Abstract

Gaussian curvature encodes important information about object shape. This paper presents a technique to recover the relative magnitude of Gaussian curvature from multiple images acquired under different conditions of illumination. Previous approaches make use of a separate calibration sphere. Here, we require no distinct calibration object. The novel idea is to use controlled motion of the target object itself for self-calibration. The target object is rotated in fixed steps in both the vertical and the horizontal directions. A distinguished point on the object serves as a marker. Neural network training data are obtained from the predicted geometric positions of the marker under known rotations. Four light sources with different directions are used. An RBF neural network learns the mapping of image intensities to marker position coordinates along a virtual sphere. Neural network maps four image irradiances on the target object onto a point on a virtual sphere. The area value surrounded by four mapped points onto a sphere gives an approximate value of Gaussian curvature.

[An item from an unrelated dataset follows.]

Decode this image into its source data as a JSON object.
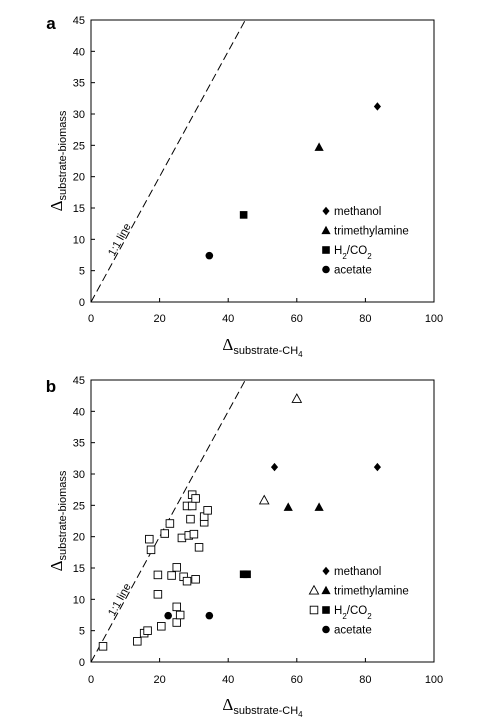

The modification neural network is learned for the basis function to obtain more accurate Gaussian curvature. Spatially varying albedo is allowed since the effect of albedo can be removed. It is shown that self-calibration makes it possible to recover the relative magnitude of Gaussian curvature at each point without a separate calibration object. No particular functional model of surface reflectance is assumed. Experiments with real data are demonstrated. Quantitative error analysis is provided for a synthetic example.